Jake Starr: Yeah... Intimidation is a big thing here, and I just do NOT get intimidated. Kayl can do whatever he wants to try and best me. He can run his mouth, throw half-assed attempts at originality, or as some call it, Kayl TV, out there, or he can try to get in the ring with someone who he KNOWS is FAR superior to him. Whatever he wants to do, he can do. I am just SICK of this complete LACK of respect given to me by the blind f_cks who doubt me.

Roeper Hart: Well in time maybe it'll change...

Jake Starr: It had better! If it doesn't I'm going to take matters into my own hands. I'll MAKE people realize I am a force to be reckoned with.

Roeper Hart: I honestly think once you defeat Kayl, that'll put it over the top.

Jake Starr: Again... All I can say is, it had better. If putting Kayl's shoulders to the mat, and hearing the ref count to three doesn't make people realize Jake Starr is legit, then there won't be much else to do, but do it myself. It is that simple.
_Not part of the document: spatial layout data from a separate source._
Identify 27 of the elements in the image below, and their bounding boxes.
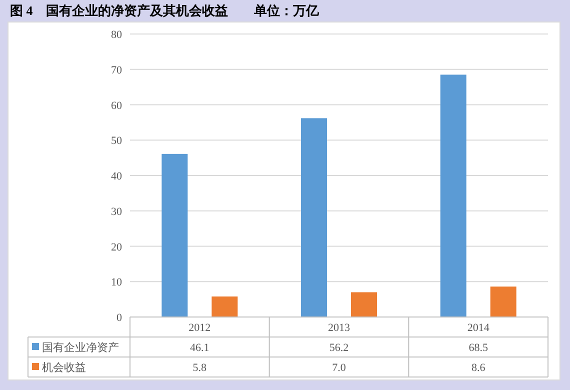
data-label: 56.2 — [329, 342, 349, 354]
legend-label: 国有企业净资产 — [42, 341, 119, 354]
bar — [490, 286, 516, 317]
chart-title: 图 4 国有企业的净资产及其机会收益 单位：万亿 — [10, 3, 320, 18]
bar — [162, 154, 188, 317]
y-tick-label: 0 — [116, 312, 122, 324]
y-tick-label: 20 — [111, 241, 122, 254]
bar — [212, 296, 238, 317]
bar — [351, 292, 377, 317]
y-tick-label: 50 — [111, 135, 122, 148]
x-tick-label: 2012 — [188, 322, 211, 334]
y-tick-label: 60 — [111, 100, 122, 112]
y-tick-label: 30 — [111, 206, 122, 218]
x-tick-label: 2014 — [467, 322, 490, 334]
data-label: 68.5 — [468, 342, 488, 354]
bar — [301, 118, 327, 317]
bar — [440, 74, 466, 317]
data-label: 46.1 — [190, 342, 210, 354]
y-tick-label: 10 — [111, 276, 122, 289]
x-tick-label: 2013 — [328, 322, 350, 334]
y-tick-label: 80 — [111, 29, 122, 41]
data-label: 7.0 — [332, 362, 346, 374]
y-tick-label: 70 — [111, 64, 122, 76]
data-label: 5.8 — [192, 362, 208, 374]
y-tick-label: 40 — [111, 170, 122, 182]
legend-label: 机会收益 — [42, 362, 86, 374]
data-label: 8.6 — [471, 362, 486, 374]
Roeper Hart: Just focus on Kayl, retain your title, and move on...

Shawn Wright: Yeah... Once you punk him then worry about everyone else.

Jake Starr: Don't worry... I know Kayl is my opponent. I am just annoyed with the disrespect my "co-workers" give me.

As Jake says those final thoughts, the scene slowly begins to fade out and fall silent. Jake's "Secret Episode" he uncovered of Donovan Kayl's, Kayl TV, is sure to light a fire under the former Adrenaline Champion. Jake knows his antics could come back to bite him, but at the same time he knows they could also completely throw his opponent off of his game plan and work in his favor. As the world awaits the response from Jake's opponent, people can only wonder what is going through his mind, and how his entourage feels about what Jake said about them. Regardless, Breakdown is just a couple of days away, and the much anticipated clash between the legend and the next generation will happen.